For $5 I purchased a 12 volt LED light bulb that had 8 strips of 6 LED's the same length as the meters. Removed two strips and double side sticky taped them to the bracket above the meters and never had a problem afterwards. Since they can handle this, any application in a mobile radio works awesome too.

Run them with a dropping resistor that supplies no more than half of maximum forward current and they last forever. Conversely, if you run them at maximum rated current, they will dim down over time, until they eventually burn open. That is actually a common problem on LED TV's run with the backlight at maximum. Since the LED's are wired in series, depending on the configuration you'll lose half or all of the screen backlight when any one LED fails.

On that note, when I buy a new LED TV, I always turn the backlight to maximum for the first half of the warranty.
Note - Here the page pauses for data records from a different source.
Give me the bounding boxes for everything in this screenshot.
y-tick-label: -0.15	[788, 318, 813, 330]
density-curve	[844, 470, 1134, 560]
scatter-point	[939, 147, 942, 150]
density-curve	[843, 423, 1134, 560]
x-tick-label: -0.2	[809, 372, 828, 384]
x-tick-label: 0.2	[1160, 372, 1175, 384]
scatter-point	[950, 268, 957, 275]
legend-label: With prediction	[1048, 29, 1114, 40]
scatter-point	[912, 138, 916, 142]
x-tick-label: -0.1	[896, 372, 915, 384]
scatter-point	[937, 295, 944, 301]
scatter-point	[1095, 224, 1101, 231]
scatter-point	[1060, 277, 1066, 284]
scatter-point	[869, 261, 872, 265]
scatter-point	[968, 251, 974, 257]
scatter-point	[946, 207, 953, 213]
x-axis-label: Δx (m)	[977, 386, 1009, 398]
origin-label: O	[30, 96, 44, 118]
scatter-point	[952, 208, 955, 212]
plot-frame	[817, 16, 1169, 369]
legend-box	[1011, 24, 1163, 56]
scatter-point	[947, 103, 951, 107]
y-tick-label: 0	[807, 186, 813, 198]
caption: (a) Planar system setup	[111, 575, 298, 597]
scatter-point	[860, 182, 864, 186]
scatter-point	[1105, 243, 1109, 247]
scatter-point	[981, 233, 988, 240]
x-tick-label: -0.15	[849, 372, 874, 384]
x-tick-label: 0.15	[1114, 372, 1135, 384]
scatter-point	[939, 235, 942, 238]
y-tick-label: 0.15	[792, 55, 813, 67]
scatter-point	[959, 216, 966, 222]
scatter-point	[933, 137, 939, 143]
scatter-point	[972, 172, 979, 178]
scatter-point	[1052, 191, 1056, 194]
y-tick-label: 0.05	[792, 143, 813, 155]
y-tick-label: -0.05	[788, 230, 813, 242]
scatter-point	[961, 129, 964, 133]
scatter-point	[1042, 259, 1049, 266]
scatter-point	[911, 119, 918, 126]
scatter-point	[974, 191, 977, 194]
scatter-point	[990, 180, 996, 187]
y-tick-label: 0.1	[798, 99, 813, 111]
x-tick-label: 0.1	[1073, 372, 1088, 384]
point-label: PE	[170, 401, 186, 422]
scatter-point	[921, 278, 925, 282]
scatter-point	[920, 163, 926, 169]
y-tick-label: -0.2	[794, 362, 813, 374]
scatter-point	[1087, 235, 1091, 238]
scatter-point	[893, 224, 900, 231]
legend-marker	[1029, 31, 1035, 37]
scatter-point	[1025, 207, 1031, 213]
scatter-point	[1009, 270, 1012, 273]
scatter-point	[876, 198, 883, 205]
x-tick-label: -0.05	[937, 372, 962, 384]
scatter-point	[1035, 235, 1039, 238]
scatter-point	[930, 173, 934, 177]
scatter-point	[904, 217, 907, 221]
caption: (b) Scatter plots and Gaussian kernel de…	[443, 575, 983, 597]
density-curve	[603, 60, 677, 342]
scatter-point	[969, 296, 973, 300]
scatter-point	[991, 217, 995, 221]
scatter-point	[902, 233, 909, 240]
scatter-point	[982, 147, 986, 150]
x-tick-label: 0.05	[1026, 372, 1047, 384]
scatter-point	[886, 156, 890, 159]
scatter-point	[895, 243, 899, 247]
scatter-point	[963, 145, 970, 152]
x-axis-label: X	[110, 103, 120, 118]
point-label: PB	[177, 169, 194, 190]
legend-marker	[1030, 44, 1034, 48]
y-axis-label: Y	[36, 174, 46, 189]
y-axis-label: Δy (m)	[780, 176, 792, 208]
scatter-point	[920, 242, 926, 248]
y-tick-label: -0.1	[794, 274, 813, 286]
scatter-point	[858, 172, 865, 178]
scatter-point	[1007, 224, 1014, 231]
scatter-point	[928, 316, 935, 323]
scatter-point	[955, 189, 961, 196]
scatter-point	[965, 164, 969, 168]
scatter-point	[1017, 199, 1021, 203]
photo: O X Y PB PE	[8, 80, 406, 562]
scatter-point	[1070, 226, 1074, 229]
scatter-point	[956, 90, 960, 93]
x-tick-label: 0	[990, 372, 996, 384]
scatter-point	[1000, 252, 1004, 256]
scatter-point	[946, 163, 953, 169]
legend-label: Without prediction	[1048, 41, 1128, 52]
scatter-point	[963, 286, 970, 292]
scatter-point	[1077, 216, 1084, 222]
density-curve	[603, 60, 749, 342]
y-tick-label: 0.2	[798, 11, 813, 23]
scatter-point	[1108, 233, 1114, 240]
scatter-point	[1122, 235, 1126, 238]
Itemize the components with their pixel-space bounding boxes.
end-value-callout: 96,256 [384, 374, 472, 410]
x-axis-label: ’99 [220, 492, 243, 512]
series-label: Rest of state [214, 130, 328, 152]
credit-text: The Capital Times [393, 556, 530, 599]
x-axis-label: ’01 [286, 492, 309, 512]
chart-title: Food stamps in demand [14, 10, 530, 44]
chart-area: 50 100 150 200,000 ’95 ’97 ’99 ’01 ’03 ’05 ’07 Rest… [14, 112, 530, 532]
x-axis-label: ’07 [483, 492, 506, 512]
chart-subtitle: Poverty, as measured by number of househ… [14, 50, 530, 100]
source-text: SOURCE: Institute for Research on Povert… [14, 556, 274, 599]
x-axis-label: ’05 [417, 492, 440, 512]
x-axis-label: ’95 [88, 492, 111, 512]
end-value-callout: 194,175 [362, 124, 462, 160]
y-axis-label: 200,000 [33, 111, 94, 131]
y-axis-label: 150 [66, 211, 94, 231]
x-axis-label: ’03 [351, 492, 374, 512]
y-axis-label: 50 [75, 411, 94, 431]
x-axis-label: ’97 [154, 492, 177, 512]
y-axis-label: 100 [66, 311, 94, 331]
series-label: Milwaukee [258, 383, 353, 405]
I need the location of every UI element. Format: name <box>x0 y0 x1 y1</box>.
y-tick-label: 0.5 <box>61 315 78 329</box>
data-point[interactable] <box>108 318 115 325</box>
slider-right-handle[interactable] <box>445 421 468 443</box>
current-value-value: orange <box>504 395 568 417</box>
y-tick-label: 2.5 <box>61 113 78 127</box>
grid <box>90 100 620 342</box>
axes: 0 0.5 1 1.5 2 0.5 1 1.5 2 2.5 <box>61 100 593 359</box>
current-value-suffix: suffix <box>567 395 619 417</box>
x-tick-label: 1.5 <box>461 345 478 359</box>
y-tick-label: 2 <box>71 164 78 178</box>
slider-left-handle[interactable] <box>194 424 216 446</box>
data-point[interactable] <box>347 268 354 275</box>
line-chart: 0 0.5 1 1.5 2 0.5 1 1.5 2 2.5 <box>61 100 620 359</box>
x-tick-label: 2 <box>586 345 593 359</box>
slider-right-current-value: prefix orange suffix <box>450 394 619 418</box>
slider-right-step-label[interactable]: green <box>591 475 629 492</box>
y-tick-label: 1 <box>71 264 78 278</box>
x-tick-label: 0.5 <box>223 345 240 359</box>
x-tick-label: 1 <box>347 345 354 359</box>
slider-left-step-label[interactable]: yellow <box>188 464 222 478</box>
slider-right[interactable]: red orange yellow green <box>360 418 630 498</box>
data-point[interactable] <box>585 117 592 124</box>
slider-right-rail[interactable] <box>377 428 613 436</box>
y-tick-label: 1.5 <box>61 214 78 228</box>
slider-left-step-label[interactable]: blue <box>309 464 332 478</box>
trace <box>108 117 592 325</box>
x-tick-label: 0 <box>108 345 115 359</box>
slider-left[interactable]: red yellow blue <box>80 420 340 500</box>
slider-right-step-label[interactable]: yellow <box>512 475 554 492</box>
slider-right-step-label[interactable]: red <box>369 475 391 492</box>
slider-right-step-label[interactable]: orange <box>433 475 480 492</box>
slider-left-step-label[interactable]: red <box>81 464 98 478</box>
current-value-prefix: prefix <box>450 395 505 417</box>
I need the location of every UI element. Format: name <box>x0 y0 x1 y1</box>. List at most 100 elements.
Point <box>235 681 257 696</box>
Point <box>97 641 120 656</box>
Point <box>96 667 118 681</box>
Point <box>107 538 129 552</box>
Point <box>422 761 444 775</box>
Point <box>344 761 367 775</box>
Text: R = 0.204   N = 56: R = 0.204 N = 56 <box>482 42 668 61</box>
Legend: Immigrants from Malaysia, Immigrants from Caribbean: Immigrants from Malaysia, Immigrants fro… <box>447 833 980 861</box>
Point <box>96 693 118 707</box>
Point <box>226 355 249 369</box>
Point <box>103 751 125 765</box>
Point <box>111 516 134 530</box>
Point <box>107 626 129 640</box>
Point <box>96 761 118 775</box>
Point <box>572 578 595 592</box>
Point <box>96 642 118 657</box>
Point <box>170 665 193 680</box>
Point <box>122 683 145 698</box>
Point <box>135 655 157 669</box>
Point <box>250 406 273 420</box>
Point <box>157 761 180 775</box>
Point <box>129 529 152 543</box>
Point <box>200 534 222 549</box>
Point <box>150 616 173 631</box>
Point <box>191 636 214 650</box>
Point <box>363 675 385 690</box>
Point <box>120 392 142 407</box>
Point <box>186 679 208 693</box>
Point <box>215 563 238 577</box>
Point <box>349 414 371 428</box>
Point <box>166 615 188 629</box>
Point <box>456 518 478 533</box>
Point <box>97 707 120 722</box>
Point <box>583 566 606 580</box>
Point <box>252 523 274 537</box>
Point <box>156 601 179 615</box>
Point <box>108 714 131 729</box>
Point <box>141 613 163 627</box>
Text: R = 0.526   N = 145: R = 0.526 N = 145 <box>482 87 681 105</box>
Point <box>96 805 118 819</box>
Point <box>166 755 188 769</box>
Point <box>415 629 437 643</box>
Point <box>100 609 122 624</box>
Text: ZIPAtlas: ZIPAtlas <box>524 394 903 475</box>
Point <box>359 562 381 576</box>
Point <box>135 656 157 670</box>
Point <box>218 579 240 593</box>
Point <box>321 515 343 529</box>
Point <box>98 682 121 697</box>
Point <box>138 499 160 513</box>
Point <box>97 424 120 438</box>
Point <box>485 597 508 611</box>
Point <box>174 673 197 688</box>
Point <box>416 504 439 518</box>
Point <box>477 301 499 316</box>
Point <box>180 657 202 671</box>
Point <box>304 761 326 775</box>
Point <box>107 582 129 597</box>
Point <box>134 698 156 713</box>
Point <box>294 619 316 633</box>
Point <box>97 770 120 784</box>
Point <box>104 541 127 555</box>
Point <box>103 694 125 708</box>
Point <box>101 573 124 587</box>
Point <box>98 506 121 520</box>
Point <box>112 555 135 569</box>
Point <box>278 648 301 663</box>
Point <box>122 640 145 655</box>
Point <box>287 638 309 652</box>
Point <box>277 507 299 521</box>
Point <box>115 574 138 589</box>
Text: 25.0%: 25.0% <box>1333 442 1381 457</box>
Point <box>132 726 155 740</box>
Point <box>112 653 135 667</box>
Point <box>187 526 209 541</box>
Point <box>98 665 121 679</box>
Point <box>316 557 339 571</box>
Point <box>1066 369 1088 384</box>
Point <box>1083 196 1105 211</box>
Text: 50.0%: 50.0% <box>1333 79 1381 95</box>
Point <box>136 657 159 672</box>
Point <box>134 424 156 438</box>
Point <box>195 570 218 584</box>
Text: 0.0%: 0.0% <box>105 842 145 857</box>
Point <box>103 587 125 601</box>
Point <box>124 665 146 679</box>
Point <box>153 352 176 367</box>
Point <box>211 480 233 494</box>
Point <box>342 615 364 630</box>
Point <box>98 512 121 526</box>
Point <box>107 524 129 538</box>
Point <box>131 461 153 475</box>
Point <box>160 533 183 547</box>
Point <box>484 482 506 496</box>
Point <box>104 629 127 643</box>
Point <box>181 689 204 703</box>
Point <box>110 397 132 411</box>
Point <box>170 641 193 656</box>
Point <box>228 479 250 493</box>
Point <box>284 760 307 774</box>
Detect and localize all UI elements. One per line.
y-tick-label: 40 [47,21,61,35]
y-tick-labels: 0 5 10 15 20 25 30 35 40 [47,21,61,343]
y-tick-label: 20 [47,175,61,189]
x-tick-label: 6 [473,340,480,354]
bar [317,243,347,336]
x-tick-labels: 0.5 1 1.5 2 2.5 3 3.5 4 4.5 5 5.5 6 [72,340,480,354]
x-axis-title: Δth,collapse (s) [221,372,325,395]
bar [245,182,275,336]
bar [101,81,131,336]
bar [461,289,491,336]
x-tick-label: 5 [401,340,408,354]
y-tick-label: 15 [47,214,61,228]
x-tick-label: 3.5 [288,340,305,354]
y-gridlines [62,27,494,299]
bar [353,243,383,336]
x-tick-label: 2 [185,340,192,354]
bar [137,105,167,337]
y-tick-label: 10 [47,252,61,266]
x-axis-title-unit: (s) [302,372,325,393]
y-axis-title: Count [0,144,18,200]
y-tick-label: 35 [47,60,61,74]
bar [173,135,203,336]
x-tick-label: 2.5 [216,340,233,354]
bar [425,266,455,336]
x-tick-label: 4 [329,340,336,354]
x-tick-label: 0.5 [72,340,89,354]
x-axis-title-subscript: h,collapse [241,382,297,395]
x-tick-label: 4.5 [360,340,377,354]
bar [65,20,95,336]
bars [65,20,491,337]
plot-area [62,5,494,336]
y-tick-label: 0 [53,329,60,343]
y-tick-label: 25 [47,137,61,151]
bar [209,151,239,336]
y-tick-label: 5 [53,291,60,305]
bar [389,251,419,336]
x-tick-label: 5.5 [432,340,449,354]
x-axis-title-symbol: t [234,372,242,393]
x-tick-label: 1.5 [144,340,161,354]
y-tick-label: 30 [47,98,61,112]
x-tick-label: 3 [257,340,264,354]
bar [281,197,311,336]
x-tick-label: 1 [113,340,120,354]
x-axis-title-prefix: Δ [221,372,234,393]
I want them under full stress while they are still covered. This practice already resulted in two Samsung TV's being returned under warranty until the manufacturer finally realized they needed to upgrade me to a better model, or this process would continue forever...

Here is another tip when buying a TV. The best LED models get noticeably hotter on the entire bottom edge of the screen where the cheap ones are hotter at the top. The good ones get hot at the bottom because they mount a long row of LED's on an aluminum strip along the base of the screen. They shine into the edge of a plexiglass defuser that provides perfectly even light across the entire surface area.

Cheaper ones just place a bunch of LED's right behind the screen. That introduces two problems. Each LED needs its own defuser glued to it or it produces a bright hot spot on the screen. The glue fails over time and the defusers fall off so you do see bright spots. Additionally they tend to run these LED's at a higher current so that they can get away with installing less individual LED's and defusers. Since you don't need extra space to mount the cheap LED and defusers behind the screen, the better TV's are also thinner.